A dying baby whose life was saved by a pioneering ‘designer gene’ technique has remained cancer-free more than a year on, prompting hopes of a potential cure.
Doctors treating one-year-old Layla for leukaemia had warned her parents she had run out of options after chemotherapy and a bone marrow transplant failed to halt the aggressive disease.
But a ground-breaking technique allowed scientists to create designer immune cells to help her own body to fight back, and 20 months later she is still healthy and leukaemia-free.
Experts hope that Layla, now two, will prove to be the first person in the world to be saved by the gene editing technique.
Those behind her treatment at Great Ormond Street Hospital (GOSH) in London now hope the breakthrough could pave the way for future cures for other diseases.
It comes after scientists announced last week that techniques to edit human genetic code could cure all inherited diseases within a generation, with two major US research institutions recommending that gene editing of human eggs, sperm and embryos should be allowed in medical research.
Layla was diagnosed with acute lymphoblastic leukaemia – the most common form of cancer in children – when she was just 14 weeks old.
Doctors described her case as ‘one of the most aggressive we have ever seen’ and began chemotherapy, but both it and a subsequent bone marrow transplant failed.
Her parents were warned she was dying, but GOSH consultants began working with scientists from University College London to try the experimental gene therapy.

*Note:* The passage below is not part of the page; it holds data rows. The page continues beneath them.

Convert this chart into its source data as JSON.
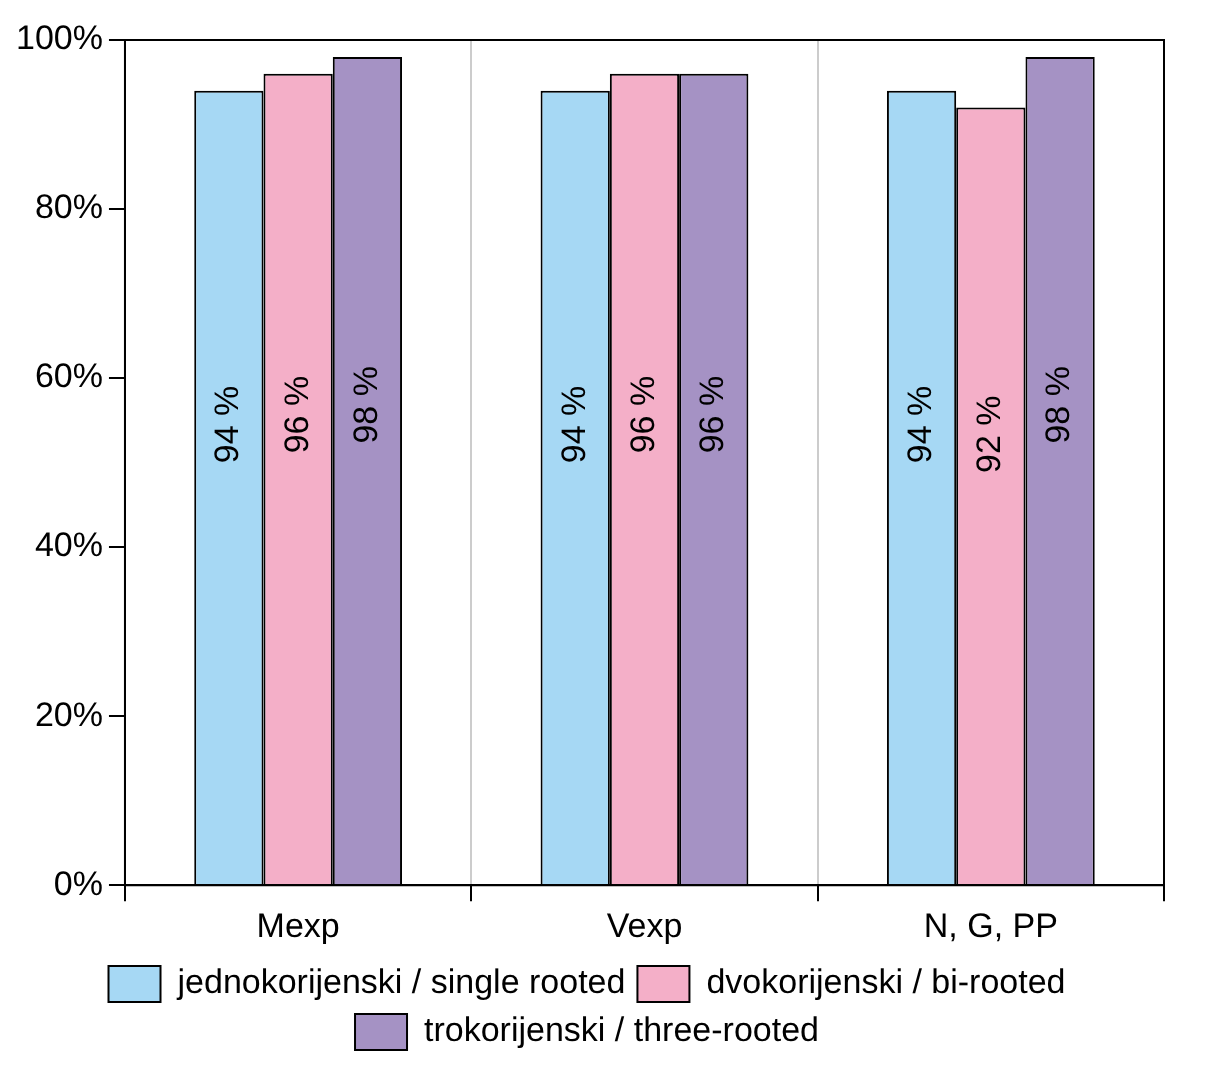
{
  "chart_data": {
    "type": "bar",
    "categories": [
      "Mexp",
      "Vexp",
      "N, G, PP"
    ],
    "series": [
      {
        "name": "jednokorijenski / single rooted",
        "color": "#a6d8f4",
        "values": [
          94,
          94,
          94
        ],
        "value_labels": [
          "94 %",
          "94 %",
          "94 %"
        ]
      },
      {
        "name": "dvokorijenski / bi-rooted",
        "color": "#f4afc8",
        "values": [
          96,
          96,
          92
        ],
        "value_labels": [
          "96 %",
          "96 %",
          "92 %"
        ]
      },
      {
        "name": "trokorijenski / three-rooted",
        "color": "#a592c4",
        "values": [
          98,
          96,
          98
        ],
        "value_labels": [
          "98 %",
          "96 %",
          "98 %"
        ]
      }
    ],
    "ylim": [
      0,
      100
    ],
    "yticks": [
      {
        "value": 0,
        "label": "0%"
      },
      {
        "value": 20,
        "label": "20%"
      },
      {
        "value": 40,
        "label": "40%"
      },
      {
        "value": 60,
        "label": "60%"
      },
      {
        "value": 80,
        "label": "80%"
      },
      {
        "value": 100,
        "label": "100%"
      }
    ],
    "grid": "x",
    "legend": "bottom"
  }
}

It had only been trialled on mice, but Layla’s family was adamant doctors should try the treatment, and the team received special approval to use it on a human patient for the first time.
They took immune system cells, known as T-cells, from a healthy donor and added new genes to them to help them seek out and destroy the leukaemia.
Unlike conventional gene therapy, they also used molecular ‘scissors’ to snip away bits of the T-cells’ DNA that would have attacked Layla’s other, healthy cells.
Gene editing also meant they could strip out elements which would have caused Layla’s body to reject the donor cells.
Just weeks after she was given a single 1ml infusion of the edited T-cells, doctors saw test results that showed the treatment was working.
Now, 20 months after the procedure, tests have shown no sign of the leukaemia. The treatment has since been used on a 15-month-old girl with the same form of cancer, who is now in recovery.
Layla’s mother Lisa told the Sunday Times: ‘We were so worried that it wouldn’t work and when the doctors told us her cancer had gone we couldn’t believe it.
‘We’re so grateful to all the doctors and nurses at GOSH for everything they’ve done for us. We wish we could give them a Nobel prize.’
Waseem Qasim, a professor of cell and gene therapy at UCL and a consultant immunologist at GOSH, said the T-cell treatment was still undergoing trials, but could be used in the future against other blood cancers in adults and children.